As much as she can, that is.
“It is actually very difficult to get a feed in Israel,” says Barta. “So, you’re stuck trying to find some not-so-reliable feed in a foreign language — like, the first game I watched in Korean, the third game I watched in Spanish.”
But for the game next week, the nation is coming together.
“We’re having a big showing at a sports bar, and we’ve invited all the fans from all over the country to come and join and watch with us,” Barta says. “So, we’re making a big party of it, a celebration of what Israel has done already and what it will hopefully be doing in the next round.”
Some speculate that Israel’s team is playing so well, in part thanks to the support of their mascot, the “Mensch on a Bench.”

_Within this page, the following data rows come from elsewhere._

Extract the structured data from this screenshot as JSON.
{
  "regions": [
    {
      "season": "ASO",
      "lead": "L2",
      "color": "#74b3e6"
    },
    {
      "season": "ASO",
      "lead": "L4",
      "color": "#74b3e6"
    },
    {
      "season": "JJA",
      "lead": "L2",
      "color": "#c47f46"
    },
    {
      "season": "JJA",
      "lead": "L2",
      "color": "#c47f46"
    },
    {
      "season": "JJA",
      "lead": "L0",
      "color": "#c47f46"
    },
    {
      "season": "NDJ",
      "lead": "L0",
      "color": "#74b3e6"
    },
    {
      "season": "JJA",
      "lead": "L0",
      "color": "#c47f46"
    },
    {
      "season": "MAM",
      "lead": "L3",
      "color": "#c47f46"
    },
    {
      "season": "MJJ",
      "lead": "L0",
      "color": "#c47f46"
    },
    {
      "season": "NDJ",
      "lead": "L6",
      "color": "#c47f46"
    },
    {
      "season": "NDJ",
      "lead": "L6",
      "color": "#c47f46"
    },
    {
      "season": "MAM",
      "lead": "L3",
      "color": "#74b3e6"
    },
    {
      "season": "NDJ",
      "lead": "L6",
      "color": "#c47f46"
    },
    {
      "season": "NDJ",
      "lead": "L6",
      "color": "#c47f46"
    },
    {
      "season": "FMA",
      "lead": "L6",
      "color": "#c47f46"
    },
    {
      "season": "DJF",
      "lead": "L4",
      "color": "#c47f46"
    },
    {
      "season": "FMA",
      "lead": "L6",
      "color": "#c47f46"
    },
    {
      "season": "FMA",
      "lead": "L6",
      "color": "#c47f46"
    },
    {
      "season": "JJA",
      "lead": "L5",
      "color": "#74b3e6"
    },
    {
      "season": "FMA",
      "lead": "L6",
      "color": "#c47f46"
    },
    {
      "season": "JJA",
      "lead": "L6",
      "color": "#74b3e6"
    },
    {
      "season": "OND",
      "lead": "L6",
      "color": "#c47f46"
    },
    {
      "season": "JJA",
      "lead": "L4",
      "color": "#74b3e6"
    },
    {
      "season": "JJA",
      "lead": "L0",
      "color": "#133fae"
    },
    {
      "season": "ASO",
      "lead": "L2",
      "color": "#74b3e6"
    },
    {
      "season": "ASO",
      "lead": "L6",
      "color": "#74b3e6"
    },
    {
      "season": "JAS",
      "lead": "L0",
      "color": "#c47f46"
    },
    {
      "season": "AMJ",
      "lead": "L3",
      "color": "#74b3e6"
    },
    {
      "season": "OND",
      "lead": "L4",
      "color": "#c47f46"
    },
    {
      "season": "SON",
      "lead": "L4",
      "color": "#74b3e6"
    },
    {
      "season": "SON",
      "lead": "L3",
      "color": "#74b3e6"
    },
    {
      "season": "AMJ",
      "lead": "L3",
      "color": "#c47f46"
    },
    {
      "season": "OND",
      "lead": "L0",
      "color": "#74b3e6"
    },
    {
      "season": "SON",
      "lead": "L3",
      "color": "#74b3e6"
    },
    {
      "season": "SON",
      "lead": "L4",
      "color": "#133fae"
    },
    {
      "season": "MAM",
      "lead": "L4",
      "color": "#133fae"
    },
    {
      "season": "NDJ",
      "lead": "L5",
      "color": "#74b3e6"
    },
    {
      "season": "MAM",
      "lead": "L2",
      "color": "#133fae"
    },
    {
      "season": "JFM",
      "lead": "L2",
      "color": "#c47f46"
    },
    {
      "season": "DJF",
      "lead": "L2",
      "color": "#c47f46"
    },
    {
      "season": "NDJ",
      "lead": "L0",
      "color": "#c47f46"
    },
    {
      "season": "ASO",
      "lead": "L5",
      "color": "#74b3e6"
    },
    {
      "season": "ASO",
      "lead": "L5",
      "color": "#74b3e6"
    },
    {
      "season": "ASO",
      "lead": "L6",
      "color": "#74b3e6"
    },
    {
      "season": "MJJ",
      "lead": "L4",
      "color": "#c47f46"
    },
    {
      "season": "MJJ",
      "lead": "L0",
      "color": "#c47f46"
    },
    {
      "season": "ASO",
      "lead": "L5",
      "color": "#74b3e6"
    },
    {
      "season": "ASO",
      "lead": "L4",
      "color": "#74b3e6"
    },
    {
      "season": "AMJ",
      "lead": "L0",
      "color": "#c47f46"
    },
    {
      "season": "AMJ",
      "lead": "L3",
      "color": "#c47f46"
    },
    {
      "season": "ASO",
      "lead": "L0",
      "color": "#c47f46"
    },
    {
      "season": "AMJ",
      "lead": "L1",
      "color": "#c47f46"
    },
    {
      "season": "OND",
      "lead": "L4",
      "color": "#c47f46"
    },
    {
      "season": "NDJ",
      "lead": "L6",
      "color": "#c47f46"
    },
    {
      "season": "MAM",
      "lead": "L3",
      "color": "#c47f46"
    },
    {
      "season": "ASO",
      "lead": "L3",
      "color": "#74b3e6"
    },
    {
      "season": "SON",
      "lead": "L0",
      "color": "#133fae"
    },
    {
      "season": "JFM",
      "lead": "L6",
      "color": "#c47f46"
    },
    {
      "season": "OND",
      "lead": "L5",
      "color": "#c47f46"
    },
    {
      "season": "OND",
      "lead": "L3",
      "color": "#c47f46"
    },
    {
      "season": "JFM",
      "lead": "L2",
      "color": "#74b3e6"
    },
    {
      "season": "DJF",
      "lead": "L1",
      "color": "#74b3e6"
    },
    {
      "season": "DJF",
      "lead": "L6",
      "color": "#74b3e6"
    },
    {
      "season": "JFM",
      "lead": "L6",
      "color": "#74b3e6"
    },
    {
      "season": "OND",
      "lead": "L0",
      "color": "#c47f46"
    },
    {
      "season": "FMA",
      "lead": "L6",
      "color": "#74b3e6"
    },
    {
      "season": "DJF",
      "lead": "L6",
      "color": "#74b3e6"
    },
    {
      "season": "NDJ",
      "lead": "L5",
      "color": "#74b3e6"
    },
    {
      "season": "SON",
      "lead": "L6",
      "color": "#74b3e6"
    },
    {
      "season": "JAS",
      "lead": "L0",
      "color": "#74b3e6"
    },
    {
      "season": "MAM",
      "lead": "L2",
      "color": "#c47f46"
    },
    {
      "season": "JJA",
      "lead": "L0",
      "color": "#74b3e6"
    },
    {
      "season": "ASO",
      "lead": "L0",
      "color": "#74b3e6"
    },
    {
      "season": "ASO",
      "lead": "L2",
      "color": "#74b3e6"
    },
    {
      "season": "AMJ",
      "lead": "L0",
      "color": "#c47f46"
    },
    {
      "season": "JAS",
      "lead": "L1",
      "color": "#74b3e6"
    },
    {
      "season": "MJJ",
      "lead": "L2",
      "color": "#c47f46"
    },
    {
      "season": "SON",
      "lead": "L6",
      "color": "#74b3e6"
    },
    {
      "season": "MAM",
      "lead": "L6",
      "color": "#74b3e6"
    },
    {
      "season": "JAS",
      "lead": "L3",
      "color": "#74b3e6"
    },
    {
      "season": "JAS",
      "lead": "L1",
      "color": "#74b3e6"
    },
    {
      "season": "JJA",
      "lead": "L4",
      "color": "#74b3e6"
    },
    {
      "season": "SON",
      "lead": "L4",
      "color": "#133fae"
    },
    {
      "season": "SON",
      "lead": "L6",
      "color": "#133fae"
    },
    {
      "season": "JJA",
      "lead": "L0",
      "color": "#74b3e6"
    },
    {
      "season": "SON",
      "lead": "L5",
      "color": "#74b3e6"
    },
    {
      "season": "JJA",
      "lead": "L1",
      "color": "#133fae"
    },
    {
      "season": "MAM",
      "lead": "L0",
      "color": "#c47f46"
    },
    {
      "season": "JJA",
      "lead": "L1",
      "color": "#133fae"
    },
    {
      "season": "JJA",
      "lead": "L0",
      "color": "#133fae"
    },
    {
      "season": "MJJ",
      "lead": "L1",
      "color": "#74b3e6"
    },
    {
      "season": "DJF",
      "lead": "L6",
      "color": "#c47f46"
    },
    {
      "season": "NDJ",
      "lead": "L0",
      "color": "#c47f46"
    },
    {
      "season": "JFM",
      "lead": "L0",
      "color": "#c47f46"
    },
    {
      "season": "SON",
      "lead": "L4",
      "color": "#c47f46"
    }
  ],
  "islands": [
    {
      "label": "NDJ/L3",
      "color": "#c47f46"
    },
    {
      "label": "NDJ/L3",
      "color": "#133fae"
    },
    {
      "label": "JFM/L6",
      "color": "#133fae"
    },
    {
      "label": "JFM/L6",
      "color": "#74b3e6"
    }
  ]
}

This mensch — a word used in Yiddish to mean a person of integrity — is a life-size, plush doll that the team takes everywhere with them. The mascot name is kind of inspired by the “Elf on the Shelf,” Barta says.
“It looks like an older man with a long beard and mustache, wearing a prayer shawl and holding a candle,” she says. “The team has said he is their spiritual leader. They take care of the baseball part, and he takes care of everything else.”
To Barta, this division of labor makes sense. She doubts that the mensch is any good at baseball.
“He doesn’t have as much training, and he’s gray, so I’m assuming he’s old,” she says, “and I don’t know how fast he can run.”
All joking aside, as baseball director, Barta oversees about 90 kids, and she says that to them, the success of Team Israel means a lot.
“They love seeing the fact that there are Jewish baseball players,” she says. “I think it makes a world of difference.”